REVERB: Brent Amaker’s Concept Country

His shitkicker satire is part band, part performance art.

“We’re not just a band,” says Brent Amaker, frontman of country act Brent Amaker & the Rodeo. “We’re a social experiment.” As a country quintet, Amaker, guitarist Steve Davis, bassist Sugar McGuinn, drummer Bryan Crawford, and guitarist Ben Strehle perform in matching cowboy outfits, remaining in character even in places where people don’t like cowboys, or where people love cowboys so much that Amaker and his band aren’t cowboy enough to suit them. But it should be noted that Amaker, even though he’s from Oklahoma, didn’t grow up riding bulls. He grew up in Oklahoma City, has been living in Seattle for well over a decade, has spent most of his music career playing punk music, and prefers vodka and wine to the shots of whiskey his fans buy him after the show.

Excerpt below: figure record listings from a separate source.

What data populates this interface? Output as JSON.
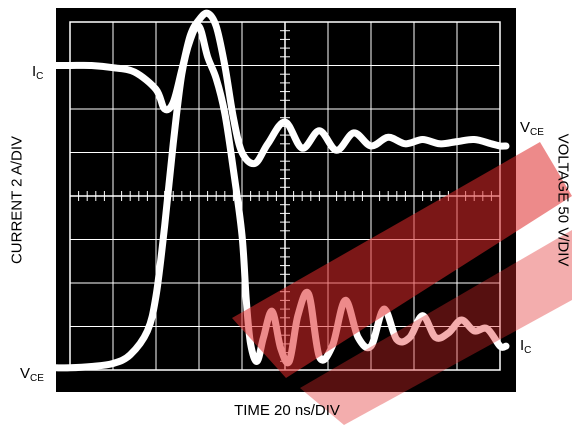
{
  "chart_data": {
    "type": "line",
    "xlabel": "TIME 20 ns/DIV",
    "ylabel_left": "CURRENT 2 A/DIV",
    "ylabel_right": "VOLTAGE 50 V/DIV",
    "grid": true,
    "divisions": {
      "x": 10,
      "y": 8
    },
    "xlim": [
      0,
      10
    ],
    "ylim": [
      0,
      8
    ],
    "series": [
      {
        "name": "I_C",
        "labels": {
          "start": "IC",
          "end": "IC"
        },
        "color": "#ffffff",
        "x": [
          0,
          0.5,
          1.0,
          1.4,
          1.8,
          2.0,
          2.2,
          2.4,
          2.6,
          2.8,
          3.0,
          3.2,
          3.4,
          3.6,
          3.8,
          4.0,
          4.1,
          4.2,
          4.35,
          4.5,
          4.7,
          4.9,
          5.1,
          5.3,
          5.55,
          5.8,
          6.1,
          6.4,
          6.7,
          7.0,
          7.3,
          7.6,
          7.9,
          8.2,
          8.5,
          8.8,
          9.1,
          9.4,
          9.7,
          10.0
        ],
        "y": [
          0.05,
          0.08,
          0.15,
          0.35,
          0.9,
          1.7,
          3.3,
          5.2,
          6.8,
          7.6,
          7.9,
          7.2,
          6.7,
          5.9,
          4.6,
          3.1,
          1.6,
          0.6,
          0.2,
          0.75,
          1.35,
          0.5,
          0.2,
          1.25,
          1.75,
          0.3,
          0.55,
          1.6,
          0.75,
          0.55,
          1.4,
          0.7,
          0.75,
          1.25,
          0.75,
          0.85,
          1.15,
          0.9,
          0.95,
          0.55
        ]
      },
      {
        "name": "V_CE",
        "labels": {
          "start": "VCE",
          "end": "VCE"
        },
        "color": "#ffffff",
        "x": [
          0,
          0.5,
          1.0,
          1.5,
          2.0,
          2.2,
          2.4,
          2.6,
          2.8,
          3.0,
          3.2,
          3.4,
          3.6,
          3.8,
          4.0,
          4.3,
          4.6,
          5.0,
          5.4,
          5.8,
          6.2,
          6.6,
          7.0,
          7.4,
          7.8,
          8.2,
          8.6,
          9.0,
          9.4,
          9.8,
          10.0
        ],
        "y": [
          7.0,
          7.0,
          6.95,
          6.85,
          6.45,
          6.0,
          6.15,
          6.9,
          7.7,
          8.05,
          8.2,
          7.9,
          7.0,
          5.8,
          5.0,
          4.75,
          5.2,
          5.7,
          5.1,
          5.5,
          5.05,
          5.45,
          5.15,
          5.35,
          5.2,
          5.3,
          5.2,
          5.25,
          5.3,
          5.2,
          5.15
        ]
      }
    ]
  },
  "labels": {
    "ic_main": "I",
    "ic_sub": "C",
    "vce_main": "V",
    "vce_sub": "CE"
  }
}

“My vision for this band is Devo meets Johnny Cash,” Amaker explains. The songs may sound like classic country, but the lyrics—even though they’re still all about whiskey, guns, and women—are satirical, hyperbolic, and on occasion boldly vulgar. It’s all meant in good fun, but to someone who takes country music seriously, Amaker’s lighthearted concept band might seem offensive.

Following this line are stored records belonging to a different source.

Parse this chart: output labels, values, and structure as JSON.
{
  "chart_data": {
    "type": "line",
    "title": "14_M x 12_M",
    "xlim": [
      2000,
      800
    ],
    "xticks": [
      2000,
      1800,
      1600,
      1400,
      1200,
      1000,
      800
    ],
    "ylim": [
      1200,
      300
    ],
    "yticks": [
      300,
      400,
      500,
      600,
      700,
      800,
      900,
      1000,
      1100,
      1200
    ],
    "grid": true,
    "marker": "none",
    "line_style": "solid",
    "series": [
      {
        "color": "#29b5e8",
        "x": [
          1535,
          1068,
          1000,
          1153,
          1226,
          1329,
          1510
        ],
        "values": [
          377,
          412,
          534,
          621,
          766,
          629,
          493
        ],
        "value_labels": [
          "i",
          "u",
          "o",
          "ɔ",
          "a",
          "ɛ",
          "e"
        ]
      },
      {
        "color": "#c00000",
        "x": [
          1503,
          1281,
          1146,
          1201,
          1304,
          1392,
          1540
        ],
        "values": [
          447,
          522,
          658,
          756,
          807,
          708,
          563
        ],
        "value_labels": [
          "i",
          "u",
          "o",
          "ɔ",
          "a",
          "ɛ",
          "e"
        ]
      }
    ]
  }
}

In “The Man Who Writes the Country Hits,” from the band’s latest Gravewax Records release, Howdy Do!, Amaker sings, “I’m the man who makes your panties wet/So show me your tits”—and sometimes people do. If the band has anything in common with Devo, it’s a sense of showmanship. They’re as much a performance-art group as a band; a typical BA&R show may include a whiskey baptism (in which Amaker pours the baptismal liquid down a lucky audience member’s throat), a burlesque dancer, and varying degrees of spontaneous mayhem. “The art part of this band flies right over hardcore country fans’ heads,” Amaker says.

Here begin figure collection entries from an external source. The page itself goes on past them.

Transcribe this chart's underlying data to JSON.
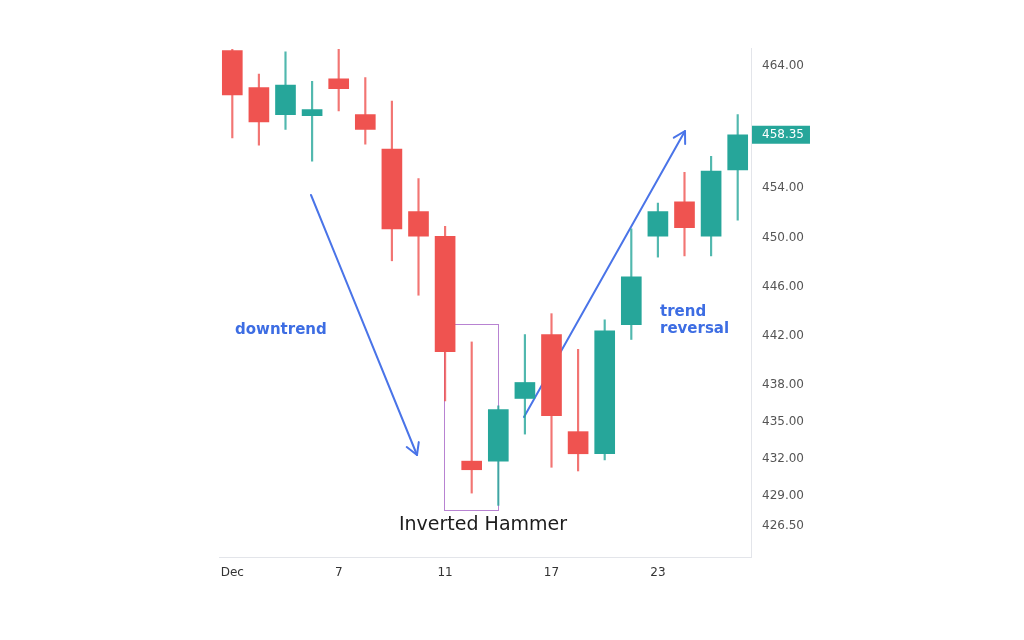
{
  "chart_data": {
    "type": "candlestick",
    "categories": [
      "Dec",
      null,
      null,
      null,
      "7",
      null,
      null,
      null,
      "11",
      null,
      null,
      null,
      "17",
      null,
      null,
      null,
      "23",
      null,
      null,
      null
    ],
    "ohlc": [
      [
        465.2,
        465.3,
        458.1,
        461.6
      ],
      [
        462.2,
        463.3,
        457.5,
        459.4
      ],
      [
        460.0,
        465.1,
        458.8,
        462.4
      ],
      [
        459.9,
        462.7,
        456.2,
        460.4
      ],
      [
        462.9,
        465.3,
        460.3,
        462.1
      ],
      [
        460.0,
        463.0,
        457.6,
        458.8
      ],
      [
        457.2,
        461.1,
        448.1,
        450.7
      ],
      [
        452.1,
        454.8,
        445.3,
        450.1
      ],
      [
        450.1,
        450.9,
        436.7,
        440.7
      ],
      [
        431.8,
        441.5,
        429.2,
        431.1
      ],
      [
        431.8,
        436.3,
        428.2,
        436.0
      ],
      [
        436.9,
        442.1,
        434.0,
        438.2
      ],
      [
        442.1,
        443.8,
        431.3,
        435.5
      ],
      [
        434.2,
        440.9,
        431.0,
        432.4
      ],
      [
        432.4,
        443.3,
        431.9,
        442.4
      ],
      [
        442.9,
        450.7,
        441.7,
        446.8
      ],
      [
        450.1,
        452.8,
        448.4,
        452.1
      ],
      [
        452.9,
        455.3,
        448.5,
        450.8
      ],
      [
        450.1,
        456.6,
        448.5,
        455.4
      ],
      [
        455.5,
        460.0,
        451.4,
        458.35
      ]
    ],
    "colors": [
      "#ef5350",
      "#ef5350",
      "#26a69a",
      "#26a69a",
      "#ef5350",
      "#ef5350",
      "#ef5350",
      "#ef5350",
      "#ef5350",
      "#ef5350",
      "#26a69a",
      "#26a69a",
      "#ef5350",
      "#ef5350",
      "#26a69a",
      "#26a69a",
      "#26a69a",
      "#ef5350",
      "#26a69a",
      "#26a69a"
    ],
    "ylim": [
      424,
      465.4
    ],
    "yticks": [
      {
        "value": 464,
        "label": "464.00"
      },
      {
        "value": 458.35,
        "label": "458.35"
      },
      {
        "value": 454,
        "label": "454.00"
      },
      {
        "value": 450,
        "label": "450.00"
      },
      {
        "value": 446,
        "label": "446.00"
      },
      {
        "value": 442,
        "label": "442.00"
      },
      {
        "value": 438,
        "label": "438.00"
      },
      {
        "value": 435,
        "label": "435.00"
      },
      {
        "value": 432,
        "label": "432.00"
      },
      {
        "value": 429,
        "label": "429.00"
      },
      {
        "value": 426.5,
        "label": "426.50"
      }
    ],
    "annotations": [
      "downtrend",
      "trend reversal",
      "Inverted Hammer"
    ]
  }
}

You don’t have to get the joke to have a good time at a Rodeo show, of course, but it helps. And the art aspect of the band doesn’t end with shows and albums. The band’s next album, Please Stand By, will come with a comic book for adults tentatively titled Mescal de la Muerte. In it, artist Simon Young portrays Brent Amaker & the Rodeo as a group of boozing, womanizing antiheroes; Jay Cynik, a filmmaker who enlisted the band to perform in his recent slasher flick Punch, is writing the script. With it, Amaker hopes to build the following he’s been cultivating since the band’s self-titled first album came out in 2007. “We’re not gonna be the next buzz band in Seattle,” he says. “We’re trying to be a worldwide cult band. In some places, you’re a star just for being five cowboys walking down the street.”